To convert to a womens foot size, please click on the foot to see a conversion chart:
The bindings are a major factor in ultimate control of the ski. There is not really a right or wrong decision in binding choice. It is really matter a personal preference. Beginner and intermediate skiers will do fine in a standard adjustable front universal binding with a rear slip-in toe. This is usually easier and more comfortable for this level of skier.
More advanced skiers may prefer a non adjustable, fixed binding, sized to their foot to provide ankle support and maximum control of the ski. Some skiers choose the front fixed binding with a slip in rear toe, while others prefer the fixed front and rear boot. The rear fixed boot keeps the heel in place and gives additional ankle support to give ultimate control of the ski for turning and carving through the wake! This is not for everyone though, because it usually requires more effort and some technique and usually binding lube, for entry and exit of the bindings. However, the double binding set up allows the skier to ultimately use the ski to its maximum potential. Many will argue that it is the only way to go!! Again, just remember, there is no right or wrong. (Also it does not matter which foot is forward. Left or right foot forward is a comfort choice!) The forward foot is strictly a matter of personal preference. One thing to know is that by choosing a double binding set up, it usually means that a skier is serious about his sport, and should know that this adds a significant dollar amount to any ski. Bindings are a major part of the price of a ski.
As a rule, a more advanced slalom ski will have an edge to edge concave and a somewhat narrow tail. This type of concave creates more suction across the entire bottom surface of the ski, allowing the ski to hold the edge through the wake more efficiently and with more ease for this level of skier. The graphite core is stiffer, more responsive, and quick to accommodate the more intense or aggressive riding style.
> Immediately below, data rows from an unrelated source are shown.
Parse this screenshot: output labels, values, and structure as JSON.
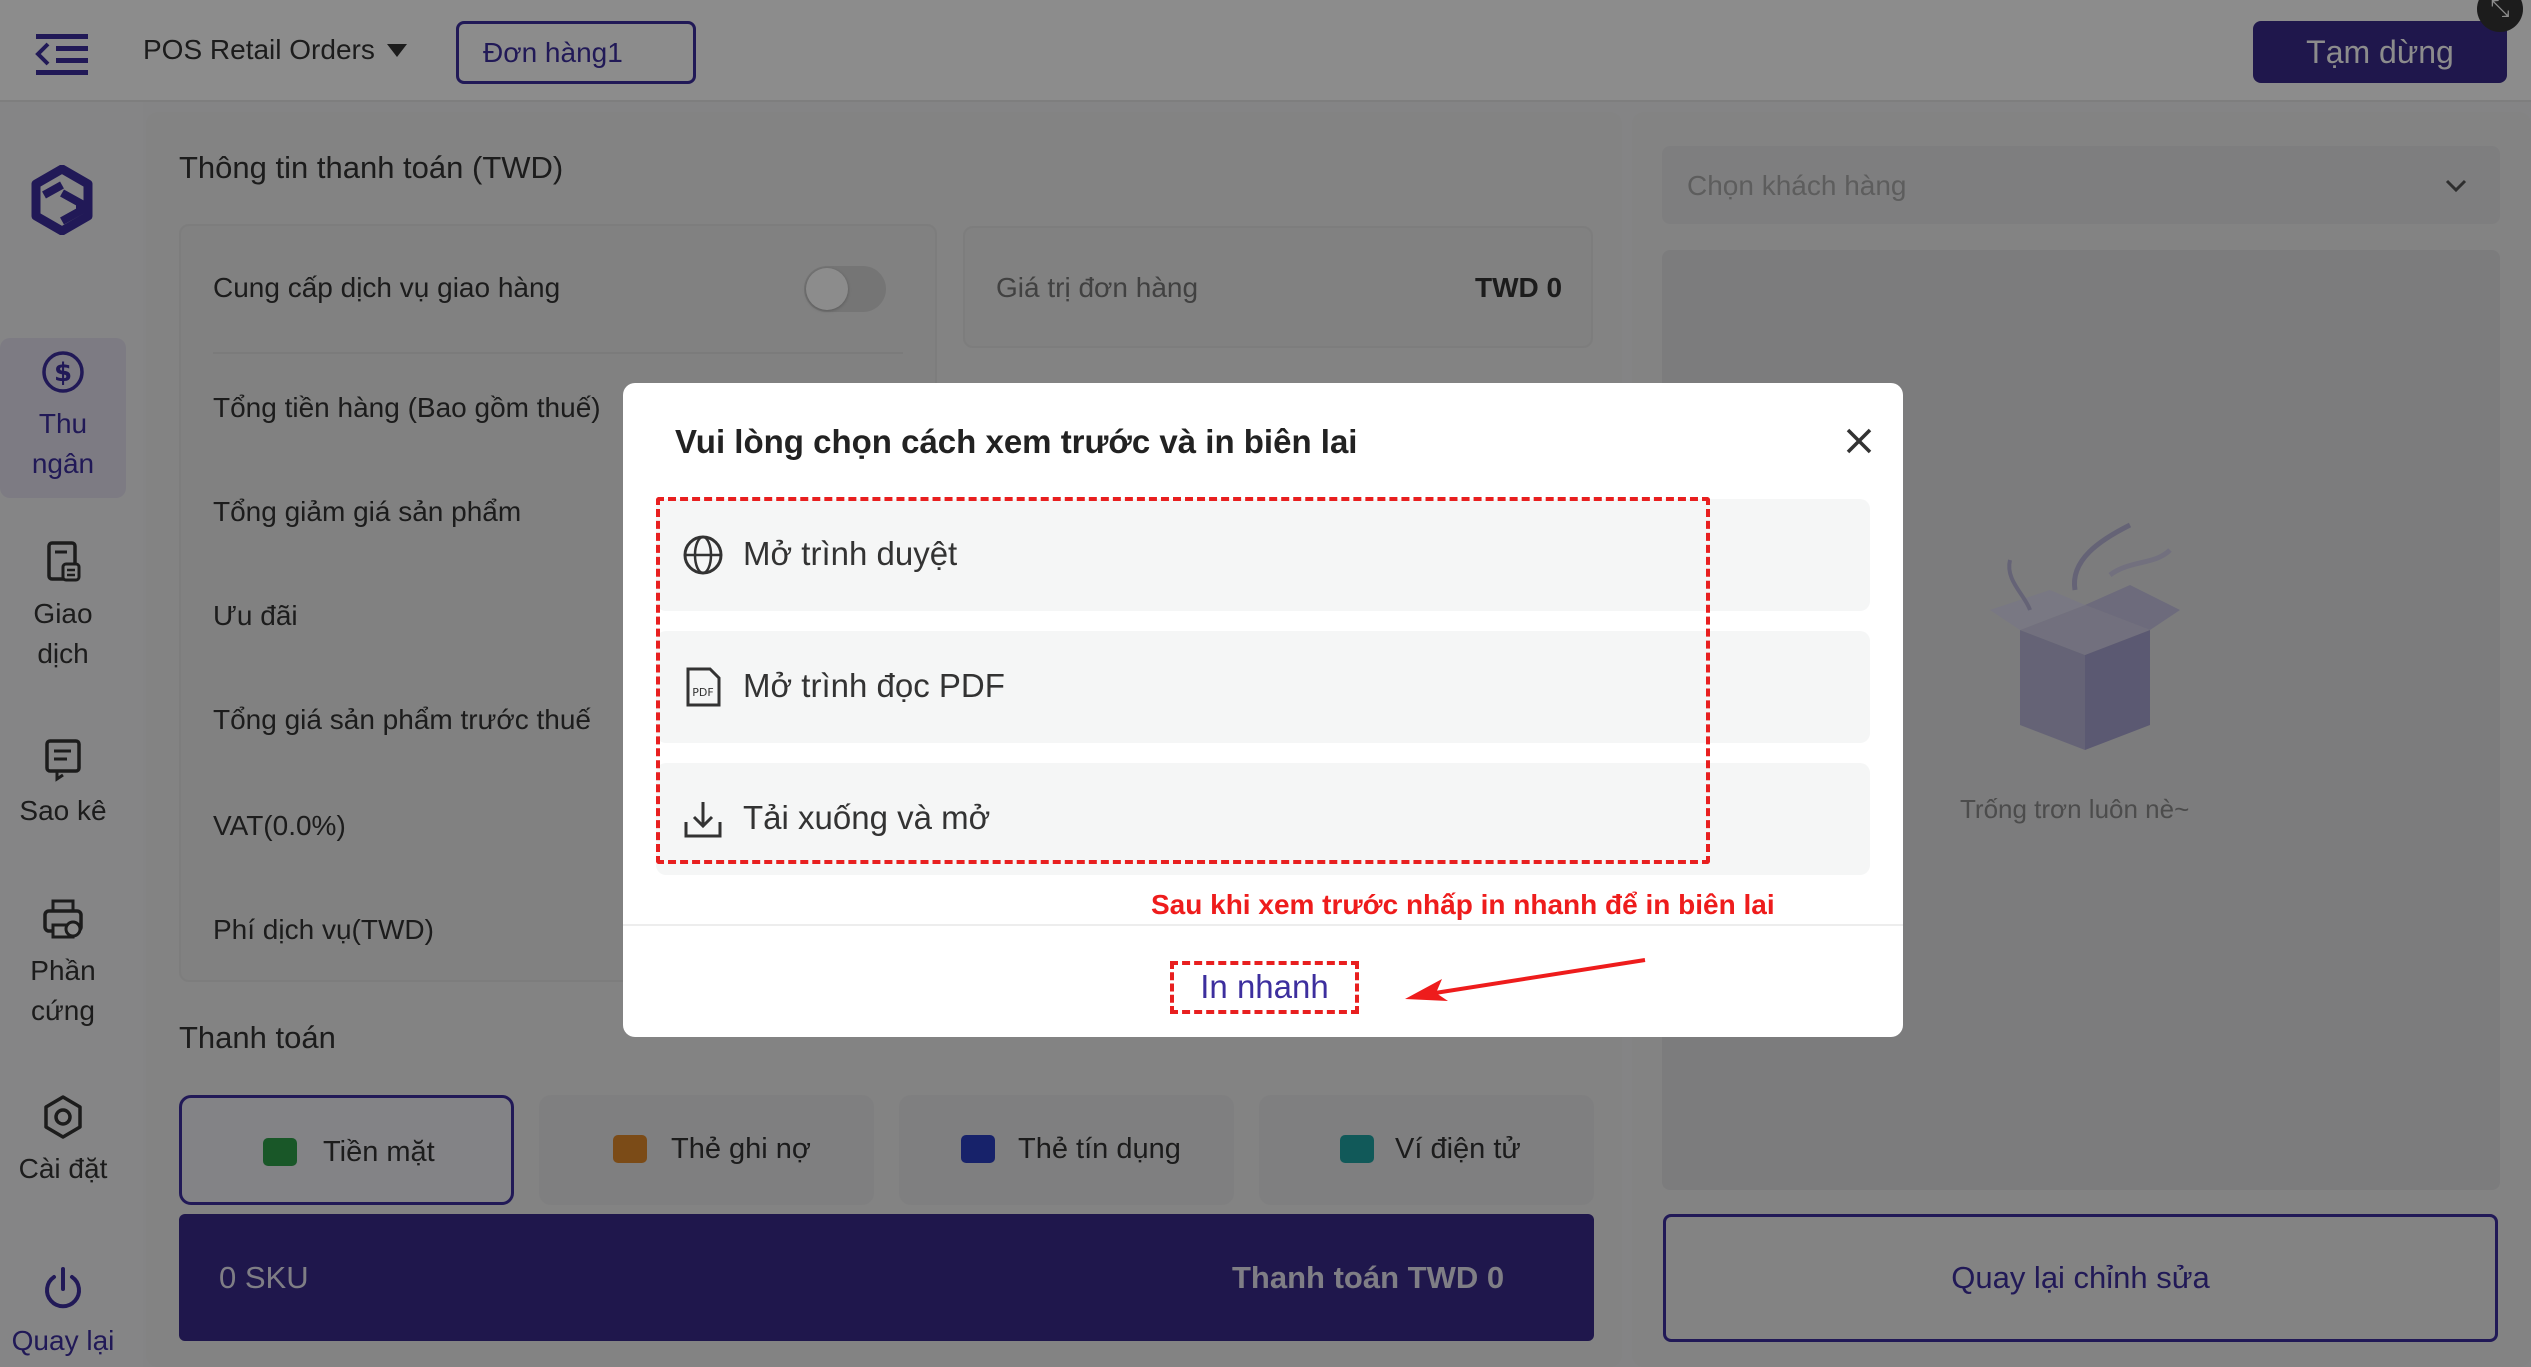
{
  "header": {
    "app_name": "POS Retail Orders",
    "order_tab": "Đơn hàng1",
    "pause_button": "Tạm dừng"
  },
  "sidebar": {
    "items": [
      {
        "label": "Thu\nngân",
        "line1": "Thu",
        "line2": "ngân",
        "icon": "dollar-circle-icon",
        "active": true
      },
      {
        "label": "Giao dịch",
        "line1": "Giao",
        "line2": "dịch",
        "icon": "receipt-icon",
        "active": false
      },
      {
        "label": "Sao kê",
        "line1": "Sao kê",
        "line2": "",
        "icon": "statement-icon",
        "active": false
      },
      {
        "label": "Phần cứng",
        "line1": "Phần",
        "line2": "cứng",
        "icon": "printer-icon",
        "active": false
      },
      {
        "label": "Cài đặt",
        "line1": "Cài đặt",
        "line2": "",
        "icon": "gear-icon",
        "active": false
      },
      {
        "label": "Quay lại",
        "line1": "Quay lại",
        "line2": "",
        "icon": "power-icon",
        "active": false
      }
    ]
  },
  "payment_info": {
    "title": "Thông tin thanh toán  (TWD)",
    "delivery_label": "Cung cấp dịch vụ giao hàng",
    "rows": [
      "Tổng tiền hàng (Bao gồm thuế)",
      "Tổng giảm giá sản phẩm",
      "Ưu đãi",
      "Tổng giá sản phẩm trước thuế",
      "VAT(0.0%)",
      "Phí dịch vụ(TWD)"
    ],
    "order_value_label": "Giá trị đơn hàng",
    "order_value": "TWD 0"
  },
  "payment": {
    "title": "Thanh toán",
    "methods": [
      {
        "label": "Tiền mặt",
        "icon": "cash-icon",
        "color": "#2e9e4a",
        "active": true
      },
      {
        "label": "Thẻ ghi nợ",
        "icon": "debit-card-icon",
        "color": "#e0892a",
        "active": false
      },
      {
        "label": "Thẻ tín dụng",
        "icon": "credit-card-icon",
        "color": "#2b3ec2",
        "active": false
      },
      {
        "label": "Ví điện tử",
        "icon": "wallet-icon",
        "color": "#1fa3a3",
        "active": false
      }
    ],
    "sku_count": "0 SKU",
    "checkout": "Thanh toán TWD 0"
  },
  "right_panel": {
    "customer_placeholder": "Chọn khách hàng",
    "empty_text": "Trống trơn luôn nè~",
    "back_button": "Quay lại chỉnh sửa"
  },
  "modal": {
    "title": "Vui lòng chọn cách xem trước và in biên lai",
    "options": [
      {
        "label": "Mở trình duyệt",
        "icon": "globe-icon"
      },
      {
        "label": "Mở trình đọc PDF",
        "icon": "pdf-icon"
      },
      {
        "label": "Tải xuống và mở",
        "icon": "download-icon"
      }
    ],
    "annotation": "Sau khi xem trước nhấp in nhanh để in biên lai",
    "quick_print": "In nhanh"
  },
  "colors": {
    "brand": "#3a2a8a",
    "accent": "#3d2f9e",
    "annotation": "#e81f1f"
  }
}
As mentioned earlier, the frequency of time spent on the water will also determine how fast a skier will progress in ability. Obviously the more often you ski the faster you progress. If this is the case, then it is advisable to select a ski above your current ability so that you will be skiing INTO the ski rather than OUT of the ski. Again, keep in mind, this would apply to a skier than has mastered deep water starts and is comfortable and confident crossing the wakes.
The same general weight category applies to the Intermediate/Advanced slalom skier as above with one exception. Sometimes, more advanced skiers will ski faster than the speeds noted for the different weight categories. In such instances, skiers may choose a smaller ski due to the increased speed which will keep the ski riding on top the water for a heavier skier. However, this will definitely work the skier much harder and be more of a challenge. This is okay to a point, but if the skier is at a speed that is too fast for his ability, the focus will more about just hanging on rather than working on technique, and the skier may become too fatigued to enjoy the ride or dramatically cut the skiing time in half.